CVE-2023-35840: 
PHP vulnerability analysis and mitigation

_joinPath in elFinderVolumeLocalFileSystem.class.php in elFinder before version 2.1.62 contains a path traversal vulnerability in the PHP LocalVolumeDriver connector. The vulnerability was discovered in June 2023 and affects all versions of elFinder prior to 2.1.62 (NVD, GitHub Advisory).

The vulnerability exists in the target parameter which contains a base64 encoded path. The issue stems from incomplete validity checking of supplied request parameters in the joinPath function. An attacker can manipulate the base64 encoded path by modifying it to include directory traversal sequences (../../). For example, a path 'pentest' is encoded as 'l1cGVudGVzdA==', which can be modified to 'l1_cGVudGVzdC8uLi8uLi8=' to traverse directories. The vulnerability has been assigned a CVSS v3.1 base score of 6.5 (Medium) with vector string CVSS:3.1/AV:N/AC:L/PR:L/UI:N/S:U/C:N/I:H/A:N (AFINE, Sectroyer).

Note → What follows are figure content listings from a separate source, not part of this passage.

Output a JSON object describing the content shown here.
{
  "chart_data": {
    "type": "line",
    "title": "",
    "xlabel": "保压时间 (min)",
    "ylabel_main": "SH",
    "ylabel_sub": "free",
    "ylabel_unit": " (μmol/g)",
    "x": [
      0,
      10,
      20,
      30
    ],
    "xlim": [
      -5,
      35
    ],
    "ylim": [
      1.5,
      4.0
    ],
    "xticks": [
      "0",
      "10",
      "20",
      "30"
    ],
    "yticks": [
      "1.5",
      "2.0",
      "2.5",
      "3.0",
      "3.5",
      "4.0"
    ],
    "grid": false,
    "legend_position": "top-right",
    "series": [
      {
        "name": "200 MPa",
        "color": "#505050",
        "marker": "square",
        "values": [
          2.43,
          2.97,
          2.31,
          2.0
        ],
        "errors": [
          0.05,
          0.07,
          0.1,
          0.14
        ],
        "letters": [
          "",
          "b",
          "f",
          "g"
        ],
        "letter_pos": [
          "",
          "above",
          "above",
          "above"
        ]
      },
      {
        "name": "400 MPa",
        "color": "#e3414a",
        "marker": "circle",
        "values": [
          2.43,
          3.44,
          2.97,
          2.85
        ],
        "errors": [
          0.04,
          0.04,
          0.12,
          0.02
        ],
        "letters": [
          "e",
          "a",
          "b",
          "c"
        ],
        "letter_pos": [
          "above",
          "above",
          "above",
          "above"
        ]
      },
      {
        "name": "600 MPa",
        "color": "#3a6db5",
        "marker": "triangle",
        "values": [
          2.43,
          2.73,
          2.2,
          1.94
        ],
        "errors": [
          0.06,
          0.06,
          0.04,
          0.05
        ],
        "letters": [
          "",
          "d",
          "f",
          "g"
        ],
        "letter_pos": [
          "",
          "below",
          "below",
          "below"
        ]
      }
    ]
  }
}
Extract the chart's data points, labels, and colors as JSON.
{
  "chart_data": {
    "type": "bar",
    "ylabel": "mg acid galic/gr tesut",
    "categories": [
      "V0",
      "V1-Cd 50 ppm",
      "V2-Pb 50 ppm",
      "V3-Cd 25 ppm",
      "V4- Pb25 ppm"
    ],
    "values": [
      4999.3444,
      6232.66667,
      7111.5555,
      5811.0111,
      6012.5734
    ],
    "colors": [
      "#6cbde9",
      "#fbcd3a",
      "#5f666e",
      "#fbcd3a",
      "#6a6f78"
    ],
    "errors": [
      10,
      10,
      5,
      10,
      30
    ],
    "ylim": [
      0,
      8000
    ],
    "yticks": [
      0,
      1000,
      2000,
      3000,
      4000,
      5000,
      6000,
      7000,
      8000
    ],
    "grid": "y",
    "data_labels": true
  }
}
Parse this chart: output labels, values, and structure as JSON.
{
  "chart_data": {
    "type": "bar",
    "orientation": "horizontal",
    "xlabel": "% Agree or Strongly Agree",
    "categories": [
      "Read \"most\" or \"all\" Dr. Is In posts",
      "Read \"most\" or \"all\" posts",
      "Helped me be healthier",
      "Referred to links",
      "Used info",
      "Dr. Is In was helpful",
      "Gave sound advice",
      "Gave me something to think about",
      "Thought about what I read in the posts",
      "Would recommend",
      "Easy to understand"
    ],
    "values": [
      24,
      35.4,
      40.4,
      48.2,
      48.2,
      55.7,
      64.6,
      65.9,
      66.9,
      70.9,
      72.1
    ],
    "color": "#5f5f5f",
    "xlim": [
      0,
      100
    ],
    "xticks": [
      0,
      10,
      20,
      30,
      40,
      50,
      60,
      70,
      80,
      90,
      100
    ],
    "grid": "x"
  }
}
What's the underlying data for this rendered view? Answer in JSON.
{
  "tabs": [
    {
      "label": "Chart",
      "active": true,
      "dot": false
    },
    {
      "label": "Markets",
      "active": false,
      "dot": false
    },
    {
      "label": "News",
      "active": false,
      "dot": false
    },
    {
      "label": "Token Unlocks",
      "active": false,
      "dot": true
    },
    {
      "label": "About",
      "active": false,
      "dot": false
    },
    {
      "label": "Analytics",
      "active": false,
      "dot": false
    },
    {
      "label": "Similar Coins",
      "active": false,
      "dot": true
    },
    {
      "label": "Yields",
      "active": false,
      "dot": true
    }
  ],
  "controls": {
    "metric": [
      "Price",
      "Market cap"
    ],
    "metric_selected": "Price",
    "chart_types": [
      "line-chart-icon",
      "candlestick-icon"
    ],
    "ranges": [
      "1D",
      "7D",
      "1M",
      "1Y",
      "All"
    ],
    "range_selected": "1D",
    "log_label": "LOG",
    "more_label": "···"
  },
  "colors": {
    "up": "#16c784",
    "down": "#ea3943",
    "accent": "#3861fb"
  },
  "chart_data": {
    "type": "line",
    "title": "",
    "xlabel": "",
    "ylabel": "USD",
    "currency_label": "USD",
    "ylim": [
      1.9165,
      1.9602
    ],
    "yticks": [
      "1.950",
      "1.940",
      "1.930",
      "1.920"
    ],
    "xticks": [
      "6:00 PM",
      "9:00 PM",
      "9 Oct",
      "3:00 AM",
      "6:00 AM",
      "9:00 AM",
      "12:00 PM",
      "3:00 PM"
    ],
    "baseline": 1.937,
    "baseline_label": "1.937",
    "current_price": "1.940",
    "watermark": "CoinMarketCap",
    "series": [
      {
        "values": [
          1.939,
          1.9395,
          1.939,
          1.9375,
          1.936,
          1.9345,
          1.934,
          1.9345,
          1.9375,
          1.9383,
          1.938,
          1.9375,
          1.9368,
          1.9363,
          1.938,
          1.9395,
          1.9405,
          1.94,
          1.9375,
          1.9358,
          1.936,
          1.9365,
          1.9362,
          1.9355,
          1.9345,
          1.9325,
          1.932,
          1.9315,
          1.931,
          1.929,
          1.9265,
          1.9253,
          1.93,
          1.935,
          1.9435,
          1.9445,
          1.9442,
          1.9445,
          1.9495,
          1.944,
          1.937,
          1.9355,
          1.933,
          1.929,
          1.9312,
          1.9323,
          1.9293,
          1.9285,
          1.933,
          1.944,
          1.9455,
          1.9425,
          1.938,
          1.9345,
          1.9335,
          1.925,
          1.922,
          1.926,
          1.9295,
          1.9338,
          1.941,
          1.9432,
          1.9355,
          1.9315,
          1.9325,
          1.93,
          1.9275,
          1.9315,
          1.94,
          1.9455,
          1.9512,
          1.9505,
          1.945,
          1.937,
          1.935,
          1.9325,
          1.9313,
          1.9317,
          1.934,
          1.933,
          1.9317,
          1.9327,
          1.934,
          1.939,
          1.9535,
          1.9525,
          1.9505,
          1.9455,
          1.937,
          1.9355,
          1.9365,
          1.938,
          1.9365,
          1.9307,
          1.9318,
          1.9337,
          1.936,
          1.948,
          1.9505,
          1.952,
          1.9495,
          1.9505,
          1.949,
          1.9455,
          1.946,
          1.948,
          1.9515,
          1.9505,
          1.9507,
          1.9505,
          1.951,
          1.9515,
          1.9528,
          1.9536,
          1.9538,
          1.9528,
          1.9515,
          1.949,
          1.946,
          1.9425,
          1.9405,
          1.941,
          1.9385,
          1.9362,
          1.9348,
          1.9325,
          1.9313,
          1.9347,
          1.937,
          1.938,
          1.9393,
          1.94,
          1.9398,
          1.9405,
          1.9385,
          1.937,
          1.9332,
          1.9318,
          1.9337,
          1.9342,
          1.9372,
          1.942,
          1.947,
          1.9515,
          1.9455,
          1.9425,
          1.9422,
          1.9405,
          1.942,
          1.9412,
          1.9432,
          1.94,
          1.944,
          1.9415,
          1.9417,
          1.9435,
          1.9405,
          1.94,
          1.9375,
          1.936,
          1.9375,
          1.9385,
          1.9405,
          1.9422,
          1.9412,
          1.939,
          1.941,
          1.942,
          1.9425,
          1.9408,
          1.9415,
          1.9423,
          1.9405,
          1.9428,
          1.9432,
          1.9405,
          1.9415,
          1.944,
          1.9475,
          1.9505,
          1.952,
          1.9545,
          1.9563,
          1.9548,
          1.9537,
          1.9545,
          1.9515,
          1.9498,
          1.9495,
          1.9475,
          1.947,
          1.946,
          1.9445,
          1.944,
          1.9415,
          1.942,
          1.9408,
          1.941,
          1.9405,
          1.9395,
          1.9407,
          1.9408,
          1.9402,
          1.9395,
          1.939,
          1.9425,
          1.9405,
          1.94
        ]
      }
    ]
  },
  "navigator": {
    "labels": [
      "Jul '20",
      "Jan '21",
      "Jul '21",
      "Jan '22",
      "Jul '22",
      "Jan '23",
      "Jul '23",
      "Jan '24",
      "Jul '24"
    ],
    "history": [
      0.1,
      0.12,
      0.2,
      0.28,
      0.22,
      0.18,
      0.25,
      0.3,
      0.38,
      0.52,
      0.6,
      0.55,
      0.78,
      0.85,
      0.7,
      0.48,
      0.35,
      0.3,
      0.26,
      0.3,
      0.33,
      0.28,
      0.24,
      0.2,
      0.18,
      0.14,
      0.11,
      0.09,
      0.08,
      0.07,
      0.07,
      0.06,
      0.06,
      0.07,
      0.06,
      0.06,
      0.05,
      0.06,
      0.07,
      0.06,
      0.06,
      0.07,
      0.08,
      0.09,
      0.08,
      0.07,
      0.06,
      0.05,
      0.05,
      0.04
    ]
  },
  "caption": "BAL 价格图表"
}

This vulnerability allows untrusted users to write to the local file system outside of the configured document root. An attacker can exploit this to write arbitrary files to the application root folder, potentially leading to unauthorized file system access and manipulation (GitHub Advisory).

The vulnerability has been patched in elFinder version 2.1.62. Users are strongly advised to update to this version or newer. If immediate updating is not possible, it is recommended to prohibit write access for untrusted users (GitHub Advisory).

The vulnerability was discovered and reported by Michał Majchrowicz & Livio Victoriano from the AFINE Team, who received special acknowledgment from the elFinder team for their contribution to security (GitHub Commit).